Quando si ritiene opportuno ricorrere a terapia farmacologica i cosiddetti FANS (antinfiammatori non steroidei) vengono ritenuti i più appropriati (ibuprofene e naprossene p.e.). I FANS forniscono tuttavia un modesto sollievo dal dolore. In uno studio del 2008 il miglioramento sintomatico globale dopo una settimana è stato modestamente maggiore nei pazienti trattati con FANS rispetto al placebo. D’altro canto con i FANS si è registrata una percentuale maggiore di effetti collaterali soprattutto gastrointestinali. (Non-steroidal Anti-Inflammatory Drugs for Low Back Pain). Nessun beneficio rispetto a placebo ha evidenziato in numerosi studi l’utilizzo del paracetamolo.

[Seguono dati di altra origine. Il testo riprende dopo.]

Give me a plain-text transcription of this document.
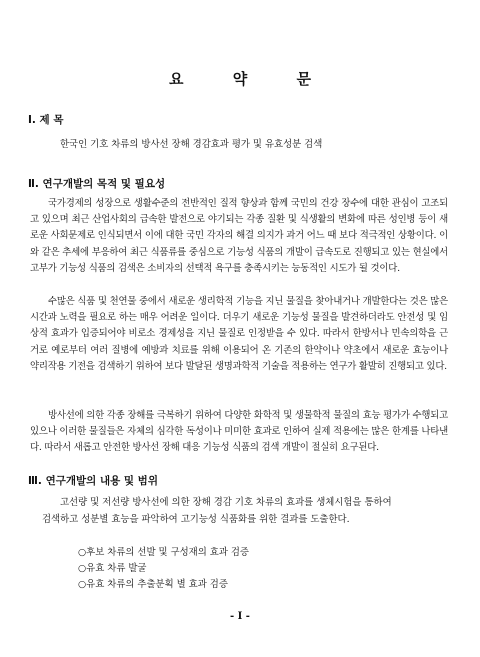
요 약 문
Ⅰ. 제 목
한국인 기호 차류의 방사선 장해 경감효과 평가 및 유효성분 검색
Ⅱ. 연구개발의 목적 및 필요성

국가경제의 성장으로 생활수준의 전반적인 질적 향상과 함께 국민의 건강 장수에 대한 관심이 고조되고 있으며 최근 산업사회의 급속한 발전으로 야기되는 각종 질환 및 식생활의 변화에 따른 성인병 등이 새로운 사회문제로 인식되면서 이에 대한 국민 각자의 해결 의지가 과거 어느 때 보다 적극적인 상황이다. 이와 같은 추세에 부응하여 최근 식품류를 중심으로 기능성 식품의 개발이 급속도로 진행되고 있는 현실에서 고부가 기능성 식품의 검색은 소비자의 선택적 욕구를 충족시키는 능동적인 시도가 될 것이다.

수많은 식품 및 천연물 중에서 새로운 생리학적 기능을 지닌 물질을 찾아내거나 개발한다는 것은 많은 시간과 노력을 필요로 하는 매우 어려운 일이다. 더우기 새로운 기능성 물질을 발견하더라도 안전성 및 임상적 효과가 입증되어야 비로소 경제성을 지닌 물질로 인정받을 수 있다. 따라서 한방서나 민속의학을 근거로 예로부터 여러 질병에 예방과 치료를 위해 이용되어 온 기존의 한약이나 약초에서 새로운 효능이나 약리작용 기전을 검색하기 위하여 보다 발달된 생명과학적 기술을 적용하는 연구가 활발히 진행되고 있다.

방사선에 의한 각종 장해를 극복하기 위하여 다양한 화학적 및 생물학적 물질의 효능 평가가 수행되고 있으나 이러한 물질들은 자체의 심각한 독성이나 미미한 효과로 인하여 실제 적용에는 많은 한계를 나타낸다. 따라서 새롭고 안전한 방사선 장해 대응 기능성 식품의 검색 개발이 절실히 요구된다.

Ⅲ. 연구개발의 내용 및 범위
고선량 및 저선량 방사선에 의한 장해 경감 기호 차류의 효과를 생체시험을 통하여
검색하고 성분별 효능을 파악하여 고기능성 식품화를 위한 결과를 도출한다.
○후보 차류의 선발 및 구성재의 효과 검증
○유효 차류 발굴
○유효 차류의 추출분획 별 효과 검증
- I -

In caso di non sufficiente efficacia si possono aggiungere farmaci miorilassanti che mostrano un effetto sinergico sulla riduzione del dolore quando utilizzati insieme ai FANS (Muscle Relaxants for Non-Specific Low Back Pain).
Nel dolore refrattario della lombalgia cronica può essere preso in considerazione un trattamento con oppioidi per un breve periodo non superiore ai 7 giorni anche se dubbia rimane la loro efficacia. Il problema viene esaurientemente affrontato nelle CDC Guideline for Prescribing Opioids for Chronic Pain.
Altri farmaci (cortisonici, antidepressivi, antiepilettici, anestetici per uso topico etc) hanno mostrato scarsi o nulli benefici (Cochrane Database Syst Rev. 2000;(2):CD000396).
Circa il 3-4% dei pazienti che si rivolge presso strutture di assistenza primaria per lombalgia presenta invece un’ernia del disco o una stenosi vertebrale.
I dischi intervertebrali hanno fondamentalmente la funzione di ammortizzatori. Sono formati, schematicamente, da alcuni strati esterni concentrici di tessuto fibroso e cellule cartilaginee (anello fibroso) e da una zona elastica centrale semifluida ad alto contenuto idrico (nucleo polposo). In un adulto sano i dischi intervertebrali costituiscono circa il 25% della lunghezza dell’intera colonna vertebrale.
Una dislocazione più o meno accentuata di un disco intervertebrale (protrusione o ernia) può determinare una compressione a carico delle radici corrispondenti dei nervi spinali.

Rappresentazione schematica, in sezione sagittale ed assiale, di disco normale (A), bulging discale (B), ernia protrusa (C) ed ernia estrusa (D). LLP: legamento longitudinale posteriore
Oltre il 90% di queste manifestazioni interessano il disco posto tra la vertebra L5 e quella S1.
Le fibre che originano da questa zona contribuiscono a costituire il plesso lombo-sacrale da cui ha inizio il nervo sciatico (foto sotto).